There are desires other than love. Oliver makes the mistake of confiding in his assistant, Alice, that he has sent Irena to a shrink, and that he isn’t so sure that he loves her. Alice has been waiting for this news, because she always loved Oliver. She makes a stray comment to Irena about the psychiatrist, which tells Irena that Oliver has been telling her business around. Suspecting Alice is trying to steal Oliver, Irena stalks her after work:
There’s Irena, dressed all in black, and suddenly there’s nothing behind Alice except shadows. We later see Irena at home, looking disheveled, thrown off by letting her desire for revenge take hold of her. This is the part of Cat People that holds up really well today. Instead of putting Irena in a bad cat person costume, it uses shadows to suggest something stalking Alice from the dark. Here’s another scene, this time with Irena appearing more self-assured than before; she’s laughing, in fact, at her victim:
Eventually, Irena learns that Oliver plans to divorce her and marry Alice, and that the psychiatrist has been lusting after her the entire time (at this point, my wife had been calling Oliver a bum, and she never liked Alice). She lets the panther out of its cage.
Cat People includes a reflection on the powers of God and the devil that felt out of place for me. At the zoo, the zookeeper tells Irena that the panther is some kind of symbol of Satan. Her village story also associates the cat people with the devil. I found that stuff fun as far as it established a tension between the confidence of the modern, American characters, and the superstitious old world Irena. It plays with the idea that we really should not dismiss old superstitions. But it also gets us a hokey moment where Oliver protects himself and Alice from Irena in cat form by grabbing a T-square (he’s an engineer) off the wall, brandishing it in front of him like he’s performing an exorcism or warding off a vampire, and saying “By the power of God, leave us!”
Oliver, to me, represents overconfident rationality. For him to turn Van Helsing felt odd. Maybe in the dark, with evil staring us in the face, we forget that we’re modern people. It is telling that Oliver only really appears to hold a cross in his shadow.
The movie’s guiding worldview is Freudian. It’s all repressed desires. The Satan stuff feels clumsily conflated with it. Irena isn’t really evil, though the curse is real. Goodness is not repression, and giving ourselves over to desire is not exactly evil. This is the same reason that The Strange Case of Dr. Jekyll and Mr. Hyde is odd to me. That novel conflates christian goodness with repressed respectability in Dr. Jekyll, while Mr. Hyde is unleashed desire, and therefore evil. That idea distorts Christianity. Christianity, rather, teaches us that we allow God’s grace to transform our desires. We learn to conform our wills to his, such that our appetites are one day ordered to his will.

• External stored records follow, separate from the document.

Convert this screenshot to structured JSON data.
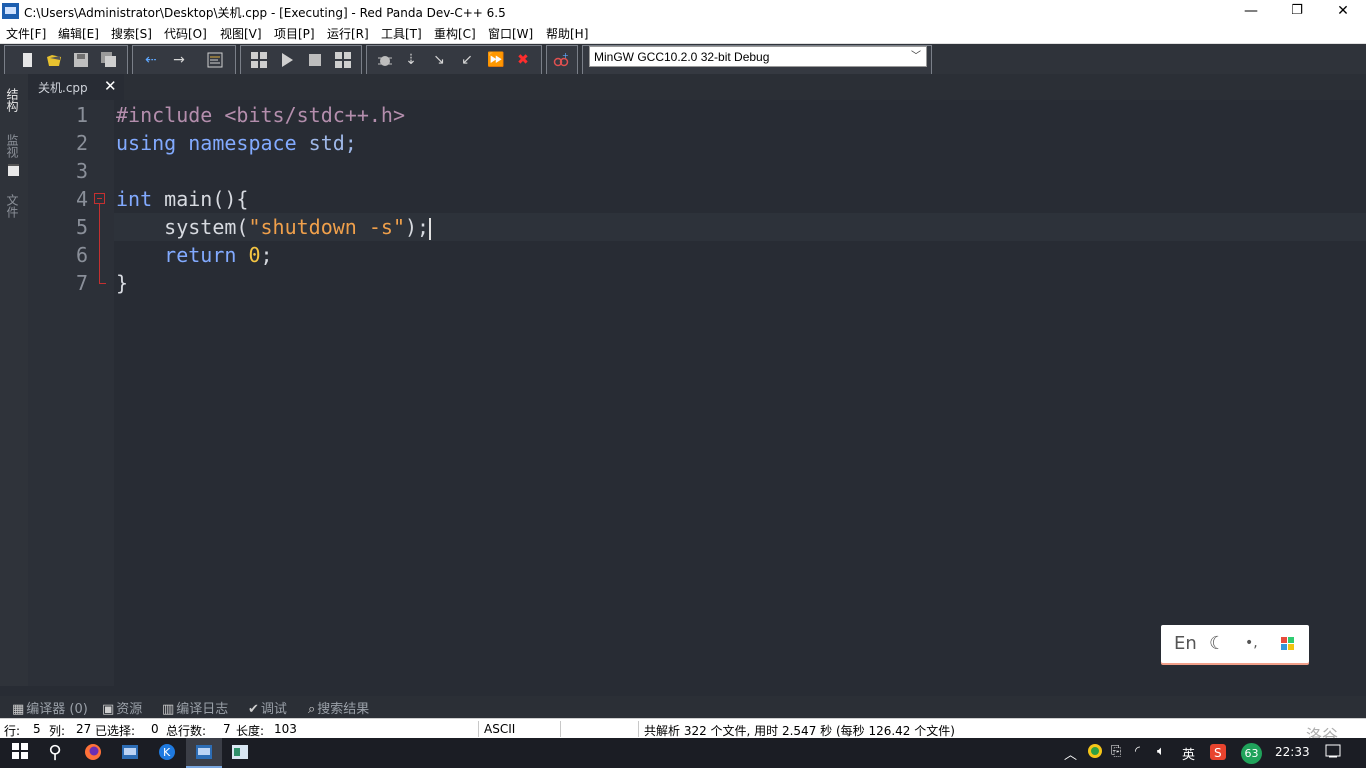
{
  "window": {
    "title": "C:\\Users\\Administrator\\Desktop\\关机.cpp - [Executing] - Red Panda Dev-C++ 6.5",
    "controls": {
      "minimize": "—",
      "maximize": "❐",
      "close": "✕"
    }
  },
  "menu": [
    "文件[F]",
    "编辑[E]",
    "搜索[S]",
    "代码[O]",
    "视图[V]",
    "项目[P]",
    "运行[R]",
    "工具[T]",
    "重构[C]",
    "窗口[W]",
    "帮助[H]"
  ],
  "toolbar": {
    "compiler": "MinGW GCC10.2.0 32-bit Debug",
    "icons": [
      "new-file-icon",
      "open-folder-icon",
      "save-icon",
      "save-all-icon",
      "back-icon",
      "forward-icon",
      "format-icon",
      "compile-icon",
      "run-icon",
      "stop-icon",
      "rebuild-icon",
      "debug-icon",
      "step-over-icon",
      "step-into-icon",
      "step-out-icon",
      "continue-icon",
      "abort-icon",
      "add-watch-icon"
    ]
  },
  "left_tabs": [
    "结构",
    "监视",
    "文件"
  ],
  "editor": {
    "tab_name": "关机.cpp",
    "tab_close": "✕",
    "line_numbers": [
      "1",
      "2",
      "3",
      "4",
      "5",
      "6",
      "7"
    ],
    "lines": {
      "l1_pre": "#include",
      "l1_hdr": " <bits/stdc++.h>",
      "l2_using": "using",
      "l2_namespace": " namespace",
      "l2_rest": " std;",
      "l4_int": "int",
      "l4_rest": " main(){",
      "l5_indent": "    ",
      "l5_call": "system(",
      "l5_str": "\"shutdown -s\"",
      "l5_end": ");",
      "l6_indent": "    ",
      "l6_return": "return",
      "l6_space": " ",
      "l6_num": "0",
      "l6_semi": ";",
      "l7": "}"
    }
  },
  "ime": {
    "lang": "En",
    "moon": "☾",
    "punct": "•,"
  },
  "bottom_tabs": [
    "编译器 (0)",
    "资源",
    "编译日志",
    "调试",
    "搜索结果"
  ],
  "status": {
    "row_label": "行:",
    "row": "5",
    "col_label": "列:",
    "col": "27",
    "sel_label": "已选择:",
    "sel": "0",
    "total_label": "总行数:",
    "total": "7",
    "len_label": "长度:",
    "len": "103",
    "encoding": "ASCII",
    "parse_info": "共解析 322 个文件, 用时 2.547 秒 (每秒 126.42 个文件)"
  },
  "taskbar": {
    "time": "22:33",
    "ime_lang": "英",
    "badge": "63",
    "watermark": "洛谷"
  },
  "colors": {
    "editor_bg": "#282c34",
    "keyword_pre": "#b48ead",
    "keyword": "#82aaff",
    "string": "#f0a04b",
    "number": "#f5c542",
    "fold": "#c53030"
  }
}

Cat People, against all expectations, turned out to be pretty rad. Highly recommend. Patronize your local library and get a copy.
I plan to do one of these every month, or as my wife and I work through movies. Next, I think I will do a write up of Casablanca, and then Psycho, which we just finished last night.
Thank you for reading.




I loved the 80’s version with David Bowie’s title song. Very rad.